Culler, a literary theorist, earned a bachelor of arts degree in history and literature at Harvard in 1966; a B.Phil. in comparative literature (1968); and, a D.Phil. in modem languages (1972), both at the University of Oxford. He taught at the University of Cambridge, Oxford and Yale before coming to Cornell in 1977. In 1982 he was awarded an endowed chair as the Class of 1916 Professor of English and Comparative Literature. He served as the director of the Society for the Humanities at Cornell from 1984 to 1993 and as the chair of the Department of Comparative Literature (1993-96) and of the Department of English (1996-99). 

Culler also is the recipient of a Rhodes Scholarship and subsequently of the James Russell Lowell Prize from the Modern Language Association of America and of fellowships from the John Simon Guggenheim Memorial Foundation and the National Endowment for the Humanities. He currently is president of the American Comparative Literature Association and is the author of several seminal texts in his field, including On Deconstruction: Theory and Criticism after Structuralism (1982), Framing the Sign: Criticism and Its Institutions (1992) and Literary Theory: A Very Short Introduction (1997). His books have been translated into more than a dozen languages. 

A member of the Cornell faculty since 1986, Seeley teaches courses in animal communication, behavior, biology of social insects and major transitions in evolution. Seeley earned an A.B. in chemistry (1974) at Dartmouth College and a Ph.D. in biology (1978) at Harvard University. He was in the Society of Fellows at Harvard, 1978-80, and taught at Yale University, 1980-86, before joining the neurobiology and behavior faculty at Cornell as an assistant professor. 

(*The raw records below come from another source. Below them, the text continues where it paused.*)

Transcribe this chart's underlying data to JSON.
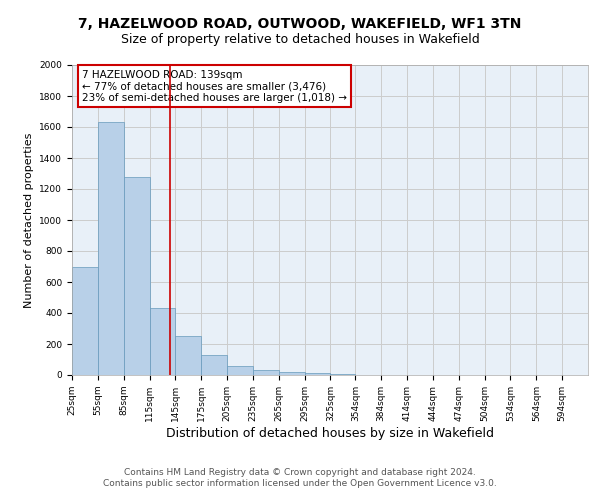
{
  "title1": "7, HAZELWOOD ROAD, OUTWOOD, WAKEFIELD, WF1 3TN",
  "title2": "Size of property relative to detached houses in Wakefield",
  "xlabel": "Distribution of detached houses by size in Wakefield",
  "ylabel": "Number of detached properties",
  "footer1": "Contains HM Land Registry data © Crown copyright and database right 2024.",
  "footer2": "Contains public sector information licensed under the Open Government Licence v3.0.",
  "annotation_line1": "7 HAZELWOOD ROAD: 139sqm",
  "annotation_line2": "← 77% of detached houses are smaller (3,476)",
  "annotation_line3": "23% of semi-detached houses are larger (1,018) →",
  "property_size": 139,
  "bin_edges": [
    25,
    55,
    85,
    115,
    145,
    175,
    205,
    235,
    265,
    295,
    325,
    354,
    384,
    414,
    444,
    474,
    504,
    534,
    564,
    594,
    624
  ],
  "bar_heights": [
    700,
    1630,
    1280,
    430,
    250,
    130,
    60,
    35,
    20,
    10,
    5,
    3,
    2,
    1,
    0,
    1,
    0,
    0,
    0,
    0
  ],
  "bar_color": "#b8d0e8",
  "bar_edge_color": "#6699bb",
  "vline_x": 139,
  "vline_color": "#cc0000",
  "ylim": [
    0,
    2000
  ],
  "yticks": [
    0,
    200,
    400,
    600,
    800,
    1000,
    1200,
    1400,
    1600,
    1800,
    2000
  ],
  "grid_color": "#cccccc",
  "bg_color": "#e8f0f8",
  "box_color": "#cc0000",
  "title1_fontsize": 10,
  "title2_fontsize": 9,
  "xlabel_fontsize": 9,
  "ylabel_fontsize": 8,
  "footer_fontsize": 6.5,
  "annot_fontsize": 7.5,
  "tick_fontsize": 6.5
}
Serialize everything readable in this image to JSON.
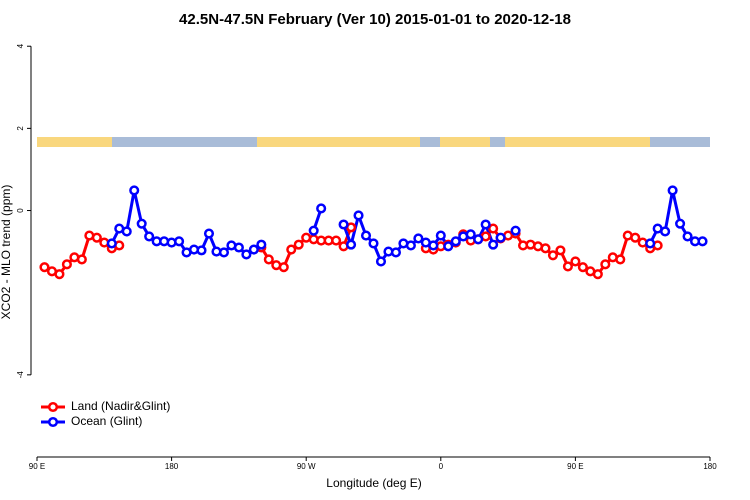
{
  "chart_data": {
    "type": "line",
    "title": "42.5N-47.5N February (Ver 10)   2015-01-01 to 2020-12-18",
    "x_label": "Longitude (deg E)",
    "y_label": "XCO2 - MLO trend (ppm)",
    "x": [
      95,
      100,
      105,
      110,
      115,
      120,
      125,
      130,
      135,
      140,
      145,
      150,
      155,
      160,
      165,
      170,
      175,
      180,
      185,
      190,
      195,
      200,
      205,
      210,
      215,
      220,
      225,
      230,
      235,
      240,
      245,
      250,
      255,
      260,
      265,
      270,
      275,
      280,
      285,
      290,
      295,
      300,
      305,
      310,
      315,
      320,
      325,
      330,
      335,
      340,
      345,
      350,
      355,
      360,
      365,
      370,
      375,
      380,
      385,
      390,
      395,
      400,
      405,
      410,
      415,
      420,
      425,
      430,
      435,
      440,
      445,
      450,
      455,
      460,
      465,
      470,
      475,
      480,
      485,
      490,
      495,
      500,
      505,
      510,
      515,
      520,
      525,
      530,
      535
    ],
    "xlim": [
      90,
      540
    ],
    "xticks": [
      {
        "value": 90,
        "label": "90 E"
      },
      180,
      {
        "value": 270,
        "label": "90 W"
      },
      {
        "value": 360,
        "label": "0"
      },
      {
        "value": 450,
        "label": "90 E"
      },
      {
        "value": 540,
        "label": "180"
      }
    ],
    "ylim": [
      -6,
      4.2
    ],
    "yticks": [
      -4,
      0,
      2,
      4
    ],
    "legend": "bottomleft",
    "series": [
      {
        "name": "Land (Nadir&Glint)",
        "color": "#ff0000",
        "values": [
          -1.38,
          -1.48,
          -1.55,
          -1.31,
          -1.14,
          -1.19,
          -0.61,
          -0.66,
          -0.78,
          -0.92,
          -0.85,
          null,
          null,
          null,
          null,
          null,
          null,
          null,
          null,
          null,
          null,
          null,
          null,
          null,
          null,
          null,
          null,
          null,
          null,
          -0.9,
          -1.19,
          -1.33,
          -1.38,
          -0.95,
          -0.83,
          -0.66,
          -0.7,
          -0.73,
          -0.73,
          -0.73,
          -0.87,
          -0.41,
          null,
          null,
          null,
          null,
          null,
          null,
          null,
          null,
          null,
          -0.92,
          -0.95,
          -0.87,
          -0.83,
          -0.78,
          -0.58,
          -0.73,
          -0.7,
          -0.63,
          -0.44,
          -0.68,
          -0.61,
          -0.56,
          -0.85,
          -0.83,
          -0.87,
          -0.92,
          -1.09,
          -0.97,
          -1.36,
          -1.24,
          -1.38,
          -1.48,
          -1.55,
          -1.31,
          -1.14,
          -1.19,
          -0.61,
          -0.66,
          -0.78,
          -0.92,
          -0.85,
          null,
          null,
          null,
          null,
          null,
          null
        ]
      },
      {
        "name": "Ocean (Glint)",
        "color": "#0000ff",
        "values": [
          null,
          null,
          null,
          null,
          null,
          null,
          null,
          null,
          null,
          -0.8,
          -0.44,
          -0.51,
          0.49,
          -0.32,
          -0.63,
          -0.75,
          -0.75,
          -0.78,
          -0.75,
          -1.02,
          -0.95,
          -0.97,
          -0.56,
          -1.0,
          -1.02,
          -0.85,
          -0.9,
          -1.07,
          -0.95,
          -0.83,
          null,
          null,
          null,
          null,
          null,
          null,
          -0.49,
          0.05,
          null,
          null,
          -0.34,
          -0.83,
          -0.12,
          -0.61,
          -0.8,
          -1.24,
          -1.0,
          -1.02,
          -0.8,
          -0.85,
          -0.68,
          -0.78,
          -0.85,
          -0.61,
          -0.87,
          -0.75,
          -0.63,
          -0.58,
          -0.7,
          -0.34,
          -0.83,
          -0.66,
          null,
          -0.49,
          null,
          null,
          null,
          null,
          null,
          null,
          null,
          null,
          null,
          null,
          null,
          null,
          null,
          null,
          null,
          null,
          null,
          -0.8,
          -0.44,
          -0.51,
          0.49,
          -0.32,
          -0.63,
          -0.75,
          -0.75
        ]
      }
    ]
  }
}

Other honors to Seeley include a 2001 Alexander von Humboldt Research Award, regarded as the most prestigious scientific prize given by Germany to foreign scholars. The award will take Seeley to the University of Wrtzburg, where he will conduct studies of communication among bees via substrate (honeycomb) vibrations and write a biography of the German scientist Martin Lindauer, whose observations of the social physiology of honey bees laid the foundation for Seeley's work. 

Eva Tardos studied mathematics at the Etvs University in Budapest, Hungary, and received her Ph.D. in mathematics there in 1984. After teaching at Etvs University and the Massachusetts Institute of Technology, she joined the Cornell faculty in 1989. During her years at Cornell, she has been awarded several prestigious fellowships. From 1990 to 1995, she was a David and Lucille Packard Fellow in Science and Engineering; from 1991 to 1993, she had a Sloan Fellowship; and from 1991 to 1996, she had a Presidential Young Investigator award from the National Science Foundation. In May of 1998, she was elected a fellow of the Association of Computing Machinery (ACM). In 1999 she received a Guggenheim fellowship, which she used for sabbatical research and study at the University of California-Berkeley in the 1999-2000 school year. 

She is editor of SIAM Journal of Computing, Combinatorica, the Chicago Journal of Theoretical Computer Science and the Journal of Interconnection Networks. And she is area editor of Discrete Optimization for Mathematics of Operations. 

Tardos' research focuses on "combinatorial" problems, in which the goal is to find the most efficient or least expensive arrangement of complex systems. These problems are found in such activities as designing and managing communication networks or planning airline schedules. The challenge is to avoid brute force testing of every possible arrangement and quickly find the best (or nearly best) solution.